Ainsi Facebook m’encourage inlassablement, jour après jour, mois après mois, à publier du nouveau contenu. J’ai beau désactiver ces notifications me rappelant, à chacune de leurs apparitions, que les occasions sont rares pour écrire, Facebook s’en fout. Il continue de m’oppresser tel un manager peu scrupuleux qui donne des directives à son employé. Mais Facebook, regarde-moi : je ne suis qu’un·e amateur·rice à des années-lumière du génie d’un David Foster Wallace ! De plus, avec les trente-deux followers que je comptabilise sur ton réseau, mon audience est loin d’atteindre celle d’un Marc Levy pour qui écrire est davantage un acte lucratif que littéraire – sache d’ailleurs qu’il a réussi à pondre en un rien de temps le roman que j’ai mis cinq ans à terminer, avec des différences, je te le concède, la forme de nos récits n’ayant rien de comparable. Et quand bien même j’aimerais être aussi productif·ve que lui, les obligations et les épreuves que la vie m’impose comme à tout un chacun – pour peu qu’on ne soit pas un privilégié – occupent quatre-vingt-dix pour cent de mon temps libre.
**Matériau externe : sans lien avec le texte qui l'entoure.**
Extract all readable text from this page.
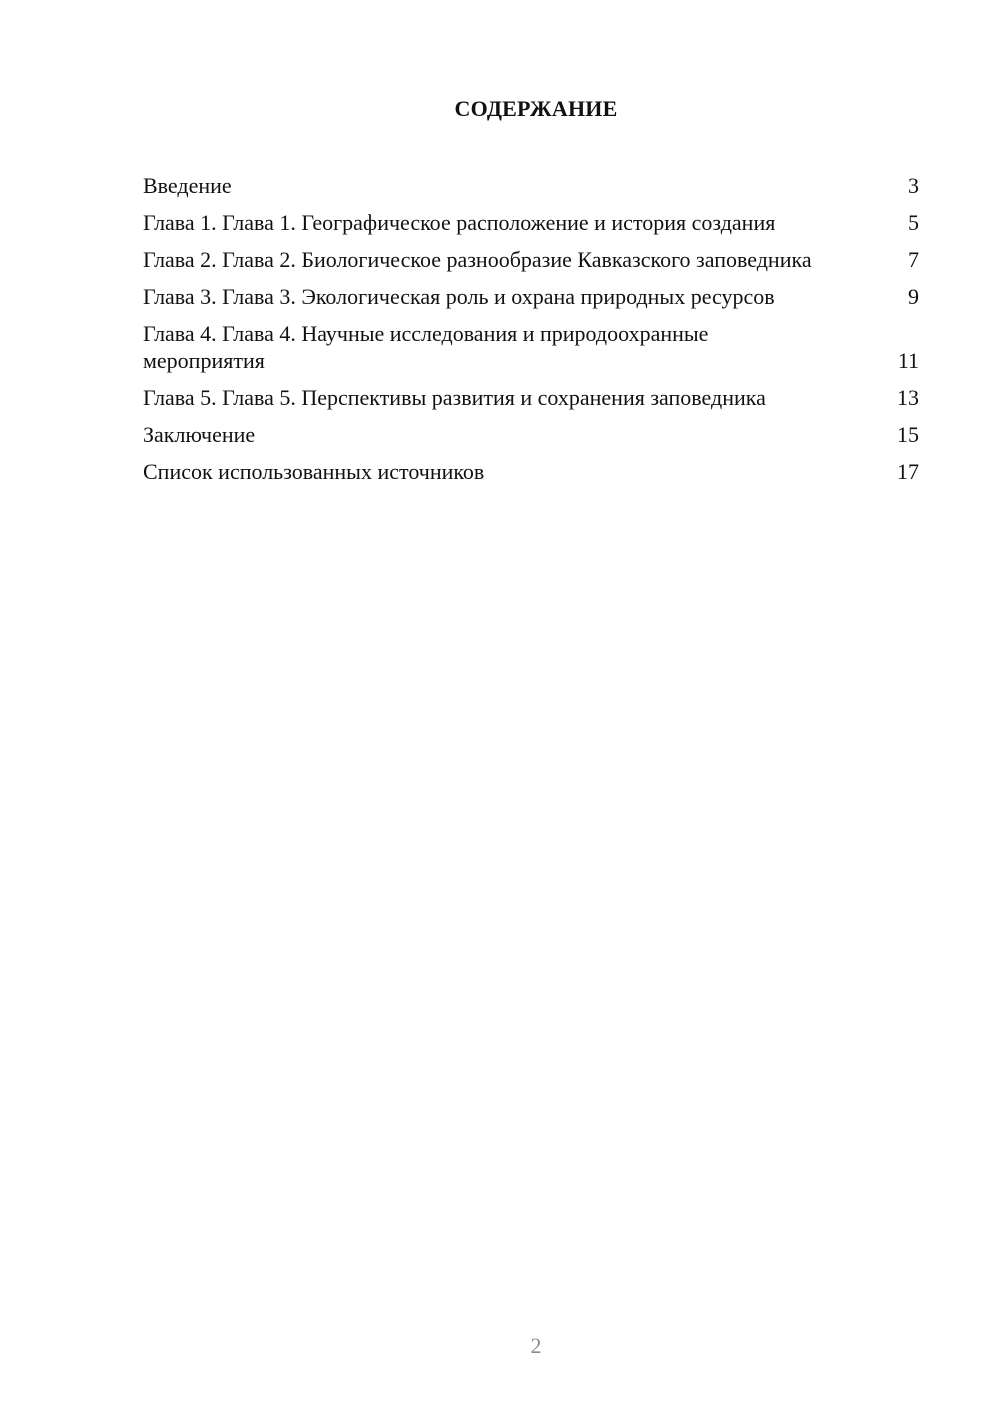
СОДЕРЖАНИЕ
Введение	3
Глава 1. Глава 1. Географическое расположение и история создания	5
Глава 2. Глава 2. Биологическое разнообразие Кавказского заповедника	7
Глава 3. Глава 3. Экологическая роль и охрана природных ресурсов	9
Глава 4. Глава 4. Научные исследования и природоохранные мероприятия	11
Глава 5. Глава 5. Перспективы развития и сохранения заповедника	13
Заключение	15
Список использованных источников	17
2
Avec un tel programme, Facebook, admets qu’il m’est difficile de répondre à tes exigences. Alors forcément, je te vois venir avec tes grands airs de « j’te l’avais dit, mon Zucky ! il·elle a craqué ! », mais entre nous : est-ce bien raisonnable de te voiler la face ? Si je publie ce billet, c’est avant tout pour te mettre en sourdine pendant un moment – au moins jusqu’à ce que l’un de mes textes soit recalé pour le prix ou l’anthologie auxquels je concours actuellement et, n’ayant plus besoin d’être inédit sur Internet, intègre la section « Écritures » jamais consultée de mon site d’auteur·rice. Mais avant ça, il nous faut des réponses, Facebook, et vu les délais pouvant atteindre six mois, je doute de ta patience. Alors s’il te plait, pour une fois dans ton existence d’algorithme controversé, arrête de m’envoyer ces notifications que je désactive sans cesse ni résultat. Et si par inadvertance je me méprends sur ton compte, te fustigeant au lieu de te remercier d’être soucieux de mon silence, sois rassuré : T.Gàidhlig n’est pas mort·e, il·elle commence même un nouveau roman – rendez-vous dans cinq ans.

À celles et ceux qui s’interrogeraient à propos de l’écriture inclusive présente dans ce billet, sachez que l’auteur·rice se confère un style androgyne. À l’heure où le sexe neutre s’inscrit à l’état civil, le langage épicène tombe à pic.